Does compounding frequency change the result?
Yes — more frequent compounding produces a larger final balance for the same nominal rate, but with sharply diminishing returns. Annual compounding of 5% gives 1.0500× per year; monthly compounding of the same 5% nominal rate (5%/12 per month, compounded 12 times) gives 1.0512×; daily compounding gives 1.0513×; continuous compounding gives 1.0513× (essentially the same). Going from annual to monthly captures most of the benefit; going from monthly to daily adds almost nothing. The advertised APY (annual percentage yield) bakes the compounding frequency into a single comparable number — when comparing accounts, always look at APY rather than the stated nominal rate.

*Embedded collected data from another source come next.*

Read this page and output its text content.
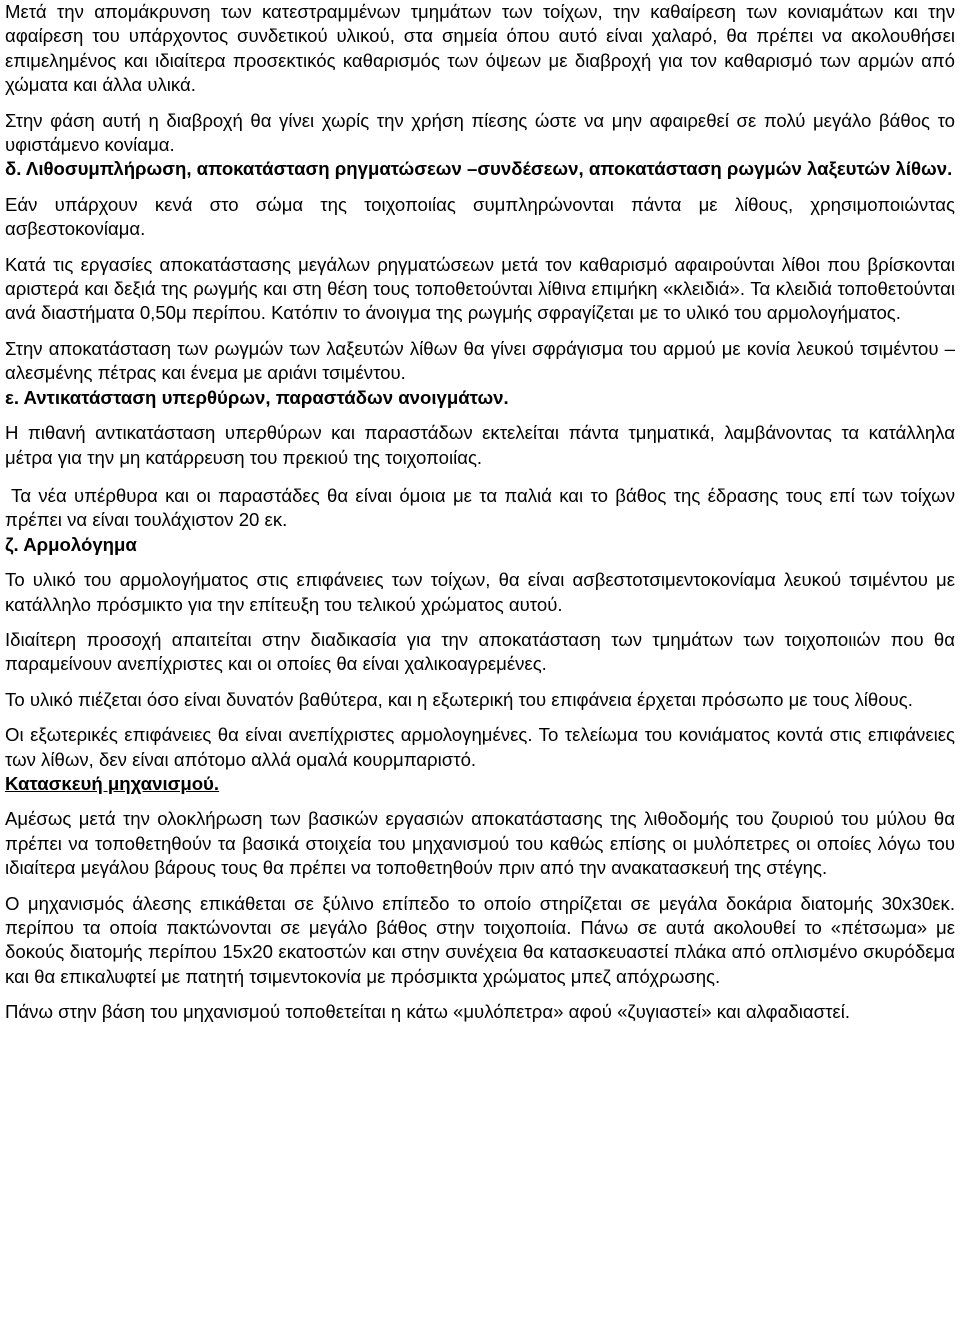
Μετά την απομάκρυνση των κατεστραμμένων τμημάτων των τοίχων, την καθαίρεση των κονιαμάτων και την αφαίρεση του υπάρχοντος συνδετικού υλικού, στα σημεία όπου αυτό είναι χαλαρό, θα πρέπει να ακολουθήσει επιμελημένος και ιδιαίτερα προσεκτικός καθαρισμός των όψεων με διαβροχή για τον καθαρισμό των αρμών από χώματα και άλλα υλικά.

Στην φάση αυτή η διαβροχή θα γίνει χωρίς την χρήση πίεσης ώστε να μην αφαιρεθεί σε πολύ μεγάλο βάθος το υφιστάμενο κονίαμα.

δ. Λιθοσυμπλήρωση, αποκατάσταση ρηγματώσεων –συνδέσεων, αποκατάσταση ρωγμών λαξευτών λίθων.

Εάν υπάρχουν κενά στο σώμα της τοιχοποιίας συμπληρώνονται πάντα με λίθους, χρησιμοποιώντας ασβεστοκονίαμα.

Κατά τις εργασίες αποκατάστασης μεγάλων ρηγματώσεων μετά τον καθαρισμό αφαιρούνται λίθοι που βρίσκονται αριστερά και δεξιά της ρωγμής και στη θέση τους τοποθετούνται λίθινα επιμήκη «κλειδιά». Τα κλειδιά τοποθετούνται ανά διαστήματα 0,50μ περίπου. Κατόπιν το άνοιγμα της ρωγμής σφραγίζεται με το υλικό του αρμολογήματος.

Στην αποκατάσταση των ρωγμών των λαξευτών λίθων θα γίνει σφράγισμα του αρμού με κονία λευκού τσιμέντου – αλεσμένης πέτρας και ένεμα με αριάνι τσιμέντου.

ε. Αντικατάσταση υπερθύρων, παραστάδων ανοιγμάτων.

Η πιθανή αντικατάσταση υπερθύρων και παραστάδων εκτελείται πάντα τμηματικά, λαμβάνοντας τα κατάλληλα μέτρα για την μη κατάρρευση του πρεκιού της τοιχοποιίας.

Τα νέα υπέρθυρα και οι παραστάδες θα είναι όμοια με τα παλιά και το βάθος της έδρασης τους επί των τοίχων πρέπει να είναι τουλάχιστον 20 εκ.

ζ. Αρμολόγημα

Το υλικό του αρμολογήματος στις επιφάνειες των τοίχων, θα είναι ασβεστοτσιμεντοκονίαμα λευκού τσιμέντου με κατάλληλο πρόσμικτο για την επίτευξη του τελικού χρώματος αυτού.

Ιδιαίτερη προσοχή απαιτείται στην διαδικασία για την αποκατάσταση των τμημάτων των τοιχοποιιών που θα παραμείνουν ανεπίχριστες και οι οποίες θα είναι χαλικοαγρεμένες.

Το υλικό πιέζεται όσο είναι δυνατόν βαθύτερα, και η εξωτερική του επιφάνεια έρχεται πρόσωπο με τους λίθους.

Οι εξωτερικές επιφάνειες θα είναι ανεπίχριστες αρμολογημένες. Το τελείωμα του κονιάματος κοντά στις επιφάνειες των λίθων, δεν είναι απότομο αλλά ομαλά κουρμπαριστό.

Κατασκευή μηχανισμού.

Αμέσως μετά την ολοκλήρωση των βασικών εργασιών αποκατάστασης της λιθοδομής του ζουριού του μύλου θα πρέπει να τοποθετηθούν τα βασικά στοιχεία του μηχανισμού του καθώς επίσης οι μυλόπετρες οι οποίες λόγω του ιδιαίτερα μεγάλου βάρους τους θα πρέπει να τοποθετηθούν πριν από την ανακατασκευή της στέγης.

Ο μηχανισμός άλεσης επικάθεται σε ξύλινο επίπεδο το οποίο στηρίζεται σε μεγάλα δοκάρια διατομής 30x30εκ. περίπου τα οποία πακτώνονται σε μεγάλο βάθος στην τοιχοποιία. Πάνω σε αυτά ακολουθεί το «πέτσωμα» με δοκούς διατομής περίπου 15x20 εκατοστών και στην συνέχεια θα κατασκευαστεί πλάκα από οπλισμένο σκυρόδεμα και θα επικαλυφτεί με πατητή τσιμεντοκονία με πρόσμικτα χρώματος μπεζ απόχρωσης.

Πάνω στην βάση του μηχανισμού τοποθετείται η κάτω «μυλόπετρα» αφού «ζυγιαστεί» και αλφαδιαστεί.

This calculator uses annual compounding only; for monthly/daily/continuous variants use a generalised compound-interest tool.
What is the rule of 72 and does it work?
The rule of 72 is a mental shortcut for estimating how long it takes a compounding investment to double: divide 72 by the rate (as a whole-number percentage). At 6% your money doubles every ~12 years; at 8% every ~9 years; at 12% every ~6 years. The rule is accurate to within ~0.5% for rates between 4% and 12% because ln(2) ≈ 0.693 and 0.72 is close enough for mental arithmetic. It is wonderfully useful for sanity-checking retirement plans: if you are 35, expect 7% real returns, and your money doubles every ~10.3 years, then $50,000 invested today will be roughly $200,000 by age 55 and $400,000 by age 65 — without adding a dollar. The rule degrades for very high rates (above 15–20%) where the exact formula t = ln(2)/ln(1 + r) diverges noticeably from 72/r.

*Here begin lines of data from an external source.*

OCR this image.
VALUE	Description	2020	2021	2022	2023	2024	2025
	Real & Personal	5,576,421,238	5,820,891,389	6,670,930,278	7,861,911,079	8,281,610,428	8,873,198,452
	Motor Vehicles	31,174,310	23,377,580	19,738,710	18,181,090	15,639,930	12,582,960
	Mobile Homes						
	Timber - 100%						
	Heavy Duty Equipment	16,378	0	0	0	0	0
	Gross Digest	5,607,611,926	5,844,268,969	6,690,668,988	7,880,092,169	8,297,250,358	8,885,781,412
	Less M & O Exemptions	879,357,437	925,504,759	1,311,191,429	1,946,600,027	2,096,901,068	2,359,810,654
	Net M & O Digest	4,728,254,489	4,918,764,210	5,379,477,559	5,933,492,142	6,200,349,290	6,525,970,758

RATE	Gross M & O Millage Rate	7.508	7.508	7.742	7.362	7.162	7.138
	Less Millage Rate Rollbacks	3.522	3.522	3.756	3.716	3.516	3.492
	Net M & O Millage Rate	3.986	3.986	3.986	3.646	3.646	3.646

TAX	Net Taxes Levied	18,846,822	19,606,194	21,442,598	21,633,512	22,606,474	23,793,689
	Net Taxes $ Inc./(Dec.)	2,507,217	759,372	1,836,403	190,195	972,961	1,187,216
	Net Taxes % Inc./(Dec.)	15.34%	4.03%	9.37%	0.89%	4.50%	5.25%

What are the most common mistakes people make with compound interest?
The first is starting late. Because growth is exponential, the last decade of a 40-year investment horizon often produces more in dollar terms than the first 20 years combined — small contributions in your 20s outweigh much larger contributions in your 40s. The second is confusing nominal rate with APY; a "7% rate compounded monthly" is actually about 7.23% APY, and ignoring this consistently underestimates growth. The third is ignoring inflation: a 6% nominal return during 3% inflation is really 3% in purchasing power, and only the real return matters for long-term planning. The fourth is forgetting taxes and fees, both of which compound just as ruthlessly against you as interest compounds for you (a 1% expense ratio over 30 years can eat 25%+ of your final balance). The fifth is treating the formula as exact when in reality investment returns are noisy — actual outcomes can deviate by 50% or more from the projected value due to sequence-of-returns risk.

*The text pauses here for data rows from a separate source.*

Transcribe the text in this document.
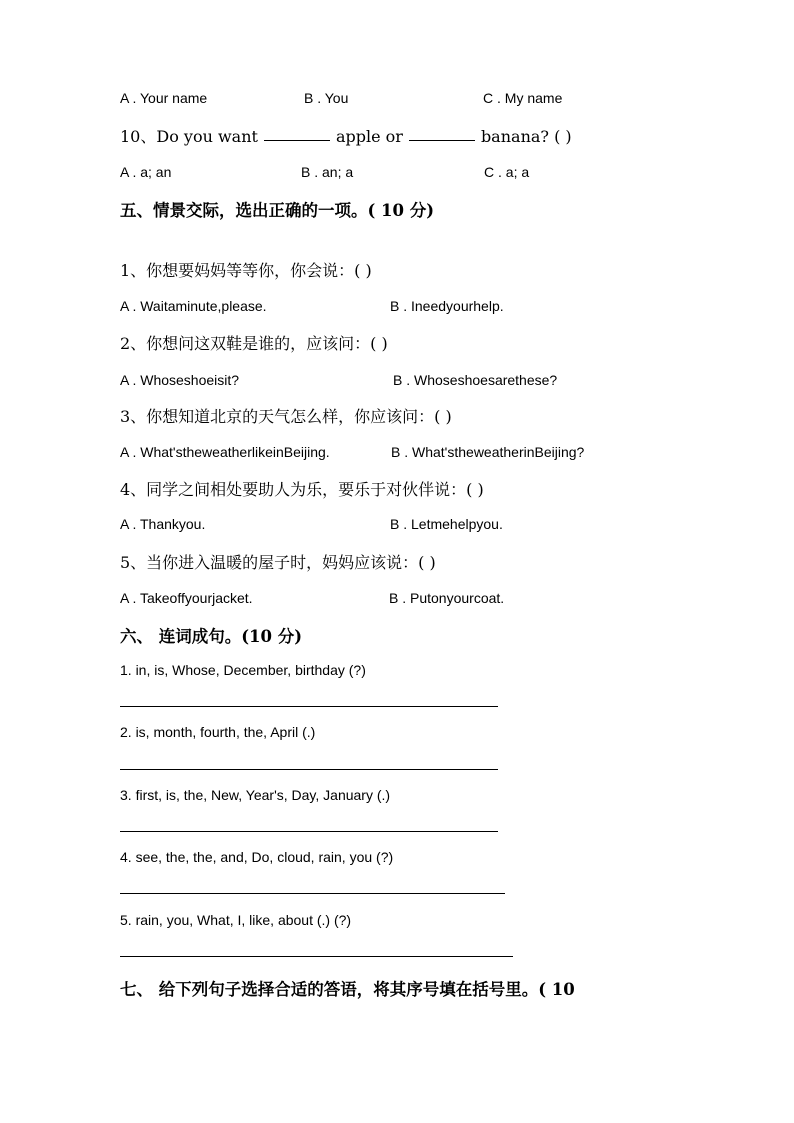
A . Your name	B . You	C . My name
10、Do you want	apple or	banana? ( )
A . a; an	B . an; a	C . a; a
五、情景交际，选出正确的一项。( 10 分)
1、你想要妈妈等等你，你会说：( )
A . Waitaminute,please.	B . Ineedyourhelp.
2、你想问这双鞋是谁的，应该问：( )
A . Whoseshoeisit?	B . Whoseshoesarethese?
3、你想知道北京的天气怎么样，你应该问：( )
A . What'stheweatherlikeinBeijing.	B . What'stheweatherinBeijing?
4、同学之间相处要助人为乐，要乐于对伙伴说：( )
A . Thankyou.	B . Letmehelpyou.
5、当你进入温暖的屋子时，妈妈应该说：( )
A . Takeoffyourjacket.	B . Putonyourcoat.
六、 连词成句。(10 分)
1. in, is, Whose, December, birthday (?)
2. is, month, fourth, the, April (.)
3. first, is, the, New, Year's, Day, January (.)
4. see, the, the, and, Do, cloud, rain, you (?)
5. rain, you, What, I, like, about (.) (?)
七、 给下列句子选择合适的答语，将其序号填在括号里。( 10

When should I not use this calculator?
Skip it if you plan to make regular contributions or withdrawals — it assumes a single lump-sum deposit that just sits and compounds, so it will materially understate the balance of an account you keep adding to; use a future-value-of-annuity or savings-goal calculator instead. It is wrong for loans you actively pay down, because each payment reduces principal and changes the interest base; use a loan-amortization or mortgage payment calculator. Do not use it for variable-rate accounts where the rate changes over time — the formula assumes a constant rate. It cannot model investment returns that are not pure interest (stock dividends, capital gains, volatility), which fluctuate year to year — use a Monte Carlo retirement simulator for those. Finally, do not use the annual-compounding form when you actually need monthly or continuous compounding; the answer differs by 1–3% over typical horizons and that matters in finance.